CloudsArk
Deployment Mlops

Kubernetes for MLOps

Learn how Kubernetes helps deploy ML APIs, scale inference workloads, manage resources, and operate model-serving services.

Kubernetes for MLOps

Introduction

Learn how Kubernetes helps deploy ML APIs, scale inference workloads, manage resources, and operate model-serving services.

Before You Start

You need a container image, resource requests, health endpoints, and a Service.
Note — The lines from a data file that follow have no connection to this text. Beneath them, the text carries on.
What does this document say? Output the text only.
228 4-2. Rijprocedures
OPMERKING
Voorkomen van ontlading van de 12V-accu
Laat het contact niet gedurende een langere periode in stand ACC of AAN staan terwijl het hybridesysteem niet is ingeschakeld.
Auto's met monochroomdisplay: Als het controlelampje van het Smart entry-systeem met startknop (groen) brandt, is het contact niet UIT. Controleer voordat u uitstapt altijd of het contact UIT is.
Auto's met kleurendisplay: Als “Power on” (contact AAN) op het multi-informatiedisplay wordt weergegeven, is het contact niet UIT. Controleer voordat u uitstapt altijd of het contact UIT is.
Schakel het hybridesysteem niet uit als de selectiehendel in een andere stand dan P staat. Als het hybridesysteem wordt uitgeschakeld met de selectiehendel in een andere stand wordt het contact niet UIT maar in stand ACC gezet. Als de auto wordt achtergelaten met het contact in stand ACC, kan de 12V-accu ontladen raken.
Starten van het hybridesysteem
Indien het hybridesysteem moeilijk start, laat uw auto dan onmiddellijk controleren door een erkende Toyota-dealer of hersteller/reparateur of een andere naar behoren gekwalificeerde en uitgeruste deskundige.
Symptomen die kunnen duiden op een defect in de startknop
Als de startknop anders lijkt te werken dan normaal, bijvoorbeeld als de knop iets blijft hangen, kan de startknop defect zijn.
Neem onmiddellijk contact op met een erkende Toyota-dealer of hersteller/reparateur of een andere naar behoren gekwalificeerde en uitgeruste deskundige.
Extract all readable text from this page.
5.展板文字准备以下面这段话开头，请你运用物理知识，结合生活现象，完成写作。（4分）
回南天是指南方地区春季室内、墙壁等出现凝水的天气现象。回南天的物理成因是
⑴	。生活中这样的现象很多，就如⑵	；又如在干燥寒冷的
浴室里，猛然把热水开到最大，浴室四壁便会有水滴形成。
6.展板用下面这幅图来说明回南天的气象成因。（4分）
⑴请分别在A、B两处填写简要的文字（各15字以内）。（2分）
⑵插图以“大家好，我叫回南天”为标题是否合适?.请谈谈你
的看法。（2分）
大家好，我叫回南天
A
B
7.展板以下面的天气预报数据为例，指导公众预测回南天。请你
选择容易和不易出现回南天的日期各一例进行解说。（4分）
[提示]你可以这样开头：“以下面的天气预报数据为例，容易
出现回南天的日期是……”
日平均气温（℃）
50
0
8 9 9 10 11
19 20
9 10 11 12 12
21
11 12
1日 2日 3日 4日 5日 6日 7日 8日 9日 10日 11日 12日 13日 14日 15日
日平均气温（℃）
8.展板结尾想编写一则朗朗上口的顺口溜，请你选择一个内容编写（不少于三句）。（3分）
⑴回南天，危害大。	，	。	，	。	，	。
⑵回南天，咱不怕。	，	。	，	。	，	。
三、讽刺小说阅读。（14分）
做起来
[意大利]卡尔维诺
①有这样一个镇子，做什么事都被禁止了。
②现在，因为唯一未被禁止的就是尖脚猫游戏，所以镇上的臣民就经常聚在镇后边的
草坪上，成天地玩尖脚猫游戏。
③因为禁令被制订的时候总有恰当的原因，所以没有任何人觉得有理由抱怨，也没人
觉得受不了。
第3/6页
Kubernetes should run the serving workload; training pipelines may run as Jobs or external workflows.

Project Structure

container image -> Deployment -> Service -> Ingress or Route -> monitoring

Step-by-Step Deployment

Deployment and Service example:

apiVersion: apps/v1
kind: Deployment
metadata:
  name: ml-api
spec:
  replicas: 2
  selector:
    matchLabels:
      app: ml-api
  template:
    metadata:
      labels:
        app: ml-api
    spec:
      containers:
      - name: api
        image: registry.example.com/ml-api:churn-17
        ports:
        - containerPort: 8000
        resources:
          requests:
            cpu: "250m"
            memory: "512Mi"
          limits:
            cpu: "1"
            memory: "1Gi"
---
apiVersion: v1
kind: Service
metadata:
  name: ml-api
spec:
  selector:
    app: ml-api
  ports:
  - port: 80
    targetPort: 8000

Apply it:

kubectl apply -f ml-api.yaml
kubectl rollout status deployment/ml-api
kubectl get pods -l app=ml-api

Testing the Deployment

Test from inside the cluster:

kubectl run curl --rm -it --image=curlimages/curl --restart=Never -- curl -s http://ml-api/health
{"status":"ok","model_version":"churn:17"}

Production Considerations

Add readiness and liveness probes, autoscaling, PodDisruptionBudgets, logs, metrics, NetworkPolicy, and safe rollout settings before production.

Common Mistakes

  • Deploying without resource requests.
  • Scaling inference before checking model load time and memory.
  • Missing readiness probes.
  • Not exposing model version in health or metrics.

Summary

A reliable model deployment is versioned, testable, observable, and reversible.